For the last few years, since taking up a more prominent role on the Israeli political landscape, Merav Michaeli has had at least one clear accomplishment – she has managed to get people to think about language and gender.
Hebrew is a language defined by gender. When speaking to a man, you say something one way and when speaking to a woman, another way. When speaking to groups of people – men and women – the common form of speech is to use male terms. Michaeli has pushed back on conformity and uses both female and male terms in her speeches.
Has this made Israel a more equal society? Has it improved women’s rights? Is there less discrimination based on sex?

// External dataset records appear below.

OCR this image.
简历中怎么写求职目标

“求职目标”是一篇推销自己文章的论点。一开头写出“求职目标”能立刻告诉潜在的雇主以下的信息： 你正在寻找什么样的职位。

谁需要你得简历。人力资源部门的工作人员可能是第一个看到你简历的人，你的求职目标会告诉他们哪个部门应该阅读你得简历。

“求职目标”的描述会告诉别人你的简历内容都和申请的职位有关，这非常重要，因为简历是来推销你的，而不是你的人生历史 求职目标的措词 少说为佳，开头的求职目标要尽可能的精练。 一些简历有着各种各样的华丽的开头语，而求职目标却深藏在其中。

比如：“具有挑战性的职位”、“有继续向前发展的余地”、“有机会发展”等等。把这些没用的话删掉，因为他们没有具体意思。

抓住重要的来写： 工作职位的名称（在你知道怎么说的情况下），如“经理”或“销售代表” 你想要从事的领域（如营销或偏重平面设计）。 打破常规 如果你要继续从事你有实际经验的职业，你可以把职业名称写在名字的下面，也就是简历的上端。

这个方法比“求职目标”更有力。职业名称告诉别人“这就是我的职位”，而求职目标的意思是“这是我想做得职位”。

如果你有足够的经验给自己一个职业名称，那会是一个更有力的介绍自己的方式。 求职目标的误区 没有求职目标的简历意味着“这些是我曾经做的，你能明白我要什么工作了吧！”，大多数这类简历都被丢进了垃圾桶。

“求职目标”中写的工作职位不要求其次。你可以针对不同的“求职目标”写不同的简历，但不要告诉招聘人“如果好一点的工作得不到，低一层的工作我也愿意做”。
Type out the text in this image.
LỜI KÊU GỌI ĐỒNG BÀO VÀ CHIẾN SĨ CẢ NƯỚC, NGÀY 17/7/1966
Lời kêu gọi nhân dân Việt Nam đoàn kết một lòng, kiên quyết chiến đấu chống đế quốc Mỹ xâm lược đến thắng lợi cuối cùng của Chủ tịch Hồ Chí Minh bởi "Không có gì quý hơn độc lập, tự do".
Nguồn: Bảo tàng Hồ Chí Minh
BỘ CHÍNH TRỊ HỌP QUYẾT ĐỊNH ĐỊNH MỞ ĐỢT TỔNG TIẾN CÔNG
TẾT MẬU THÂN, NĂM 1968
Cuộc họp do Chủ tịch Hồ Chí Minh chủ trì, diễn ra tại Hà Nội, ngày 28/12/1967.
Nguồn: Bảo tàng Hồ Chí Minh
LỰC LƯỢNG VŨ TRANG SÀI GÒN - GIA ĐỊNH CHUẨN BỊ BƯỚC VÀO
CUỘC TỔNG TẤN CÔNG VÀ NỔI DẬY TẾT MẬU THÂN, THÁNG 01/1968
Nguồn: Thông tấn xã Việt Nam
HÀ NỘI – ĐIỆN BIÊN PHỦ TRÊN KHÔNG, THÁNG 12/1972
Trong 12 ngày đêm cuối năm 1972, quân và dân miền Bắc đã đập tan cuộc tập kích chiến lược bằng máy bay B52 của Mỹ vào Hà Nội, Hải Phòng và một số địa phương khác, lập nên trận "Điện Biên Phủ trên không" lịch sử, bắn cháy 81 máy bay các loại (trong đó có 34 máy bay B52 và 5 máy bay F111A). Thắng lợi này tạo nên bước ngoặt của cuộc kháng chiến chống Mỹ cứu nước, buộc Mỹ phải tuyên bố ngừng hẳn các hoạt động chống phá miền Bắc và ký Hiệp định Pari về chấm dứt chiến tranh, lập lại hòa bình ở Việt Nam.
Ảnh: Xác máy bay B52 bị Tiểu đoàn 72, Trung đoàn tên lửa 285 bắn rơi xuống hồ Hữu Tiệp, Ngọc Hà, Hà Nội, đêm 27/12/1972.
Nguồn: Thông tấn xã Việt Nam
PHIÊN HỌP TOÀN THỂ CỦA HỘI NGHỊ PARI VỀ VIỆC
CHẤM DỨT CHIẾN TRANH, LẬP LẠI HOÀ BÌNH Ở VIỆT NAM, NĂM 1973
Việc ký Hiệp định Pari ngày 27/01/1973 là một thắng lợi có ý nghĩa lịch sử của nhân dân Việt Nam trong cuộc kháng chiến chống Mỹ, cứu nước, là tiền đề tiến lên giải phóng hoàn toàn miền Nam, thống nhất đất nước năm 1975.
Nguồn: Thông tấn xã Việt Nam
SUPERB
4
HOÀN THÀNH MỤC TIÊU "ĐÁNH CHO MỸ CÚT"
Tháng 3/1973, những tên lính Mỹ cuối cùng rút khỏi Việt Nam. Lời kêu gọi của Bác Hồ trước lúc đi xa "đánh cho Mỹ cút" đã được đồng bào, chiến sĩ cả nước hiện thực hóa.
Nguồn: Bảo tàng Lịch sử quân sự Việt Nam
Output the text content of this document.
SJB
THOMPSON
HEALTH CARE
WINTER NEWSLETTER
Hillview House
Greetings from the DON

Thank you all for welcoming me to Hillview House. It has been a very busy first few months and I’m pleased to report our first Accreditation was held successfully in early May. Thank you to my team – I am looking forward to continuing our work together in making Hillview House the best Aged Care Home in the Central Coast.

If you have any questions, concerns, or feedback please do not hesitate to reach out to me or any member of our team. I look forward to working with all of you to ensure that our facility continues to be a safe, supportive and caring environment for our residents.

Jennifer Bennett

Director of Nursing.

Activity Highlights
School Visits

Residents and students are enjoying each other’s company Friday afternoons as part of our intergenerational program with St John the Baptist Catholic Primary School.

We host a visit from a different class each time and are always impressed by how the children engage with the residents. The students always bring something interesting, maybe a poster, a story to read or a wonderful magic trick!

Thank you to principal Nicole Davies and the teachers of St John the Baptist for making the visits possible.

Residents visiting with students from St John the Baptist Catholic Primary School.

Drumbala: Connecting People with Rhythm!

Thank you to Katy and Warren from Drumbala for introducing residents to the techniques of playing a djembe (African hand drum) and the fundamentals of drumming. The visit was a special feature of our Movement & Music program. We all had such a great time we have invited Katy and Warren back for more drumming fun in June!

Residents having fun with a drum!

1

According to the results of the last election, it doesn’t seem so. There will be just nine women in the coalition and maybe a handful of ministers. Two parties – United Torah Judaism and Shas – have no women in their ranks at all.
Well, at least Michaeli speaks the way she does.
This is relevant because she has completely failed as the leader of Labor. Her party dropped from seven seats to four in the election on Tuesday. The historic Labor that built the state and once ran this country, is now a tiny fringe party made up of a group of people focused on narrow social issues.
An example of this was seen on Thursday night when Michaeli finally agreed to address the party and the public after the election. Did she take any responsibility? You can already guess the answer.
Playing the blame game
Everyone was to blame for the results of the election except her. It wasn’t her veto of a proposal to merge Labor with Meretz that prevented the other left-wing party from crossing the threshold – and it wasn’t her decision to focus on very little substance in her campaign that brought Labor a mere four seats. Instead, it was all Yesh Atid’s fault and, more specifically, the blame belonged to outgoing Prime Minister Yair Lapid.
The fact that she ignored requests from both Lapid and Meretz’s Zehava Galon to merge in September meant nothing to the Labor Party leader.
“[Lapid] ran an irresponsible campaign that called for strengthening the biggest party,” Michaeli said. “This is what brought down and eliminated Meretz. This is what almost destroyed the Labor Party as well. Lapid was interviewed two days before the elections and said that the Labor Party has no right to exist, essentially attempting to erase it.”
Even if Meretz and Labor had merged, Benjamin Netanyahu would still have a government, she claimed. That final statement was not exactly true. An analysis of the election results reportedly conducted by the National Unity Party showed that had Meretz and Labor merged and had the Arab parties not split, Netanyahu would not have won the election.
Michaeli’s refusal to accept responsibility was a stark contrast to Meretz leader Zehava Galon, who called the result a “disaster for Meretz, a disaster for the country and a disaster for me.”
Galon took responsibility for the failure to pass the electoral threshold and vowed to fight on.
Michaeli’s speech on Thursday was not ignored within her own party. “Leaders make mistakes. A leader should know how to take responsibility and not blame others,” Labor No. 7 Yaya Fink wrote on Twitter.
Former Labor MK and minister Itzik Shmuli called Michaeli’s speech “a lot of meaningless words intended to cover one simple truth.”
What Michaeli showed is that Labor is no different than much of the Israeli political system in her refusal to be held accountable and to admit her mistakes. With Netanyahu on his way back to the Prime Minister’s Office, there is nothing she can really do to change the outcome. But she can stick to the higher level of principles that she claims her party holds by.
Using language for both genders is nice but that does not win elections. Labor is a skeleton of what it once was and is unlikely to return to its glorious past – and that happened under Michaeli’s stewardship. Taking responsibility is sometimes the only respectable step that is left. She should consider it.